All this Wii waggling could be pretty useful for visuals. So on Create Digital Motion, we’ve got a few more tips, including a library that lets your Wiimote talk to Flash apps on Mac. (Now, Windows, anyone? Or even Linux?)
Patryk Laurent was so inspired, he put together his own Wii strumming app, free for Mac (uses Java). And heck, he’s a Neuroscientist, which I find impressive. Neuroscientists must not have a fight song or theme tune or whatever, because he does what everyone else does and plays Mario. Patryk: I challenge you to write “Neuroscience: The Original Soundtrack” and get back to us.

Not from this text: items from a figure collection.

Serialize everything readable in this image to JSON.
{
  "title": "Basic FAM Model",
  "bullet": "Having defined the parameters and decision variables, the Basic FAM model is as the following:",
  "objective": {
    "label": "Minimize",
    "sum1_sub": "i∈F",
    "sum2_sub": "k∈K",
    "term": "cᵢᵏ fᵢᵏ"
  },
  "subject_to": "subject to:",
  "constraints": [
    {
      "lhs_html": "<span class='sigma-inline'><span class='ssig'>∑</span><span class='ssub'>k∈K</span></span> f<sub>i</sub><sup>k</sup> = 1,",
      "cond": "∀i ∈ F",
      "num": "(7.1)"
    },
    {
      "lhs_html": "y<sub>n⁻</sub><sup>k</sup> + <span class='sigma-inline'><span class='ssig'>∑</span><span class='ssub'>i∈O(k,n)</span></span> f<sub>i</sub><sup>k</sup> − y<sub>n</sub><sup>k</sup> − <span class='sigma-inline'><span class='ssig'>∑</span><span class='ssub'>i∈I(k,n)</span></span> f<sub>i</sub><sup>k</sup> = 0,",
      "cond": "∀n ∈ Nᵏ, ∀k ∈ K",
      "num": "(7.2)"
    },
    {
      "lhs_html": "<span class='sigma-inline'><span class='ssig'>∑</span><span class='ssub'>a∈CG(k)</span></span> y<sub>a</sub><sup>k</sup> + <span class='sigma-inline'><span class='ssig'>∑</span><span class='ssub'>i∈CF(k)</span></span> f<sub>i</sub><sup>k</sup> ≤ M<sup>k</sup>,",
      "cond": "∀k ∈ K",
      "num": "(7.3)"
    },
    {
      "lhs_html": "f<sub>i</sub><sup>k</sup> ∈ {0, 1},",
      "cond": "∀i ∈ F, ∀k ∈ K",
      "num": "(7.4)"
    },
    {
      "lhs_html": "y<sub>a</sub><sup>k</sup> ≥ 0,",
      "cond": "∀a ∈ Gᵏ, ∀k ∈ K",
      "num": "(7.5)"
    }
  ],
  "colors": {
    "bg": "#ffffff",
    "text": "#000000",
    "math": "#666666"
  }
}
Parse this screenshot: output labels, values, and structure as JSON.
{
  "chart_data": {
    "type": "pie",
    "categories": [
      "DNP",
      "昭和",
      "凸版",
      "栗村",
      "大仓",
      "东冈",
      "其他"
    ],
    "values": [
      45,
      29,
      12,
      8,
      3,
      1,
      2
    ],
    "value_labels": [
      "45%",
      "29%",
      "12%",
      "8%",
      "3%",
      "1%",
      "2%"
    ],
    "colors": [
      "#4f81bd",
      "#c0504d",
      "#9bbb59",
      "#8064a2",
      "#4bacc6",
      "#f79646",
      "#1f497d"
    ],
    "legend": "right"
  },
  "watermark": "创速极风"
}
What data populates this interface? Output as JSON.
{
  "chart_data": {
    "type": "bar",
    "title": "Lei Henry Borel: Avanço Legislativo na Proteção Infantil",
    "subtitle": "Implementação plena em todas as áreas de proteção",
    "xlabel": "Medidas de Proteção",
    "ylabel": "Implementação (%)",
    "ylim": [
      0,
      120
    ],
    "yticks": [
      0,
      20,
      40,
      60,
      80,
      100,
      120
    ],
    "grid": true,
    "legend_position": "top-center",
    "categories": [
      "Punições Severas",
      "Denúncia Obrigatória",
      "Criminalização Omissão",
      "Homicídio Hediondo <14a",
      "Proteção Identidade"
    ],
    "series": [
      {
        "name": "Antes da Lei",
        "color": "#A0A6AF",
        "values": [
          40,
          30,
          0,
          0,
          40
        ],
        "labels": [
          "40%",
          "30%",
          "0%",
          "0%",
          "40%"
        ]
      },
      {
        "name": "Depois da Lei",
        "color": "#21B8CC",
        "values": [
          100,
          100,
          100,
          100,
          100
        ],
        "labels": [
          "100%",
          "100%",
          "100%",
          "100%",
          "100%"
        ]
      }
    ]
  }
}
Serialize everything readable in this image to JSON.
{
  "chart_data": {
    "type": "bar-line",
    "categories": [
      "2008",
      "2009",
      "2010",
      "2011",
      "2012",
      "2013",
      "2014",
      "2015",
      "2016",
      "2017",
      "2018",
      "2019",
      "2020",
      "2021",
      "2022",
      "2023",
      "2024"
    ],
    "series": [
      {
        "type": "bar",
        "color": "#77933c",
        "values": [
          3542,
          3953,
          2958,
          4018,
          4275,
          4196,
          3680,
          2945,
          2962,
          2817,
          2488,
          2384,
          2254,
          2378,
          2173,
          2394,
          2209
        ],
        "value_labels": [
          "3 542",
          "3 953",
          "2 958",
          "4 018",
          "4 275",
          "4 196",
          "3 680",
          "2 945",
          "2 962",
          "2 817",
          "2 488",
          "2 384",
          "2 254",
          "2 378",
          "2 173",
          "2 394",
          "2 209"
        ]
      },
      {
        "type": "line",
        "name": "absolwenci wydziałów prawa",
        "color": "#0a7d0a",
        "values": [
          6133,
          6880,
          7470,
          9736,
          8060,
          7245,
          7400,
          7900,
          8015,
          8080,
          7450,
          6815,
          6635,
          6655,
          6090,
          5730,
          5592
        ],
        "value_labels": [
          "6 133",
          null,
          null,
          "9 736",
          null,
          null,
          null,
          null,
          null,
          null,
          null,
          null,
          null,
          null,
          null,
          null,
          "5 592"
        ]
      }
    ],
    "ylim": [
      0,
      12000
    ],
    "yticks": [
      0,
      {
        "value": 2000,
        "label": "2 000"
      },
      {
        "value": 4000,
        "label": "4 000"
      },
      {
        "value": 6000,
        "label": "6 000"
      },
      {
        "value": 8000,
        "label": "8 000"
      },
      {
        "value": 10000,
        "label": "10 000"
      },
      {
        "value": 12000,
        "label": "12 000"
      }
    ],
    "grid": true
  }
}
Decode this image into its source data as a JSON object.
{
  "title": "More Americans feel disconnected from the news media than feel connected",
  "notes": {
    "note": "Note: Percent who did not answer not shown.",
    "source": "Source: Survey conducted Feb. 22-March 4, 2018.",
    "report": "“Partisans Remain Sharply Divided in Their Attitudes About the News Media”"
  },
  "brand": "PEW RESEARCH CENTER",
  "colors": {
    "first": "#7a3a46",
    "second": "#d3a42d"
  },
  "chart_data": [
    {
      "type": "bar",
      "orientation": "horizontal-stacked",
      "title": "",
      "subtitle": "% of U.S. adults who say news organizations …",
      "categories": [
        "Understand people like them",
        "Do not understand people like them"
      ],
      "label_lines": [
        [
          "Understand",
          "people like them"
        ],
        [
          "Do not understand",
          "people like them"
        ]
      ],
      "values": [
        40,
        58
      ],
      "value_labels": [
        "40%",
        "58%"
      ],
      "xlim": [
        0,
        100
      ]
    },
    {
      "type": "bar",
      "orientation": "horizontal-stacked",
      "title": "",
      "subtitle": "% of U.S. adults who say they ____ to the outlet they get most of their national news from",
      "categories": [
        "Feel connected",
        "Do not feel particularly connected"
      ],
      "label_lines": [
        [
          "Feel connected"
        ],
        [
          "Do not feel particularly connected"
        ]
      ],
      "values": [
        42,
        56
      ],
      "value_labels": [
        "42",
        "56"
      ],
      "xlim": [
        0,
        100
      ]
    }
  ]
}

Lastly, Chris O’Shea points us to Beats, a new PSP game that plays on the idea of interactive music listening. The results aren’t so exciting — so far this field has a lot more potential than it does realization, so far. But I think no one’s quite figured out what interactive music should be yet, which is kind of exciting.
Just so long as we’ve advanced from Simon. Ah, what a game that was.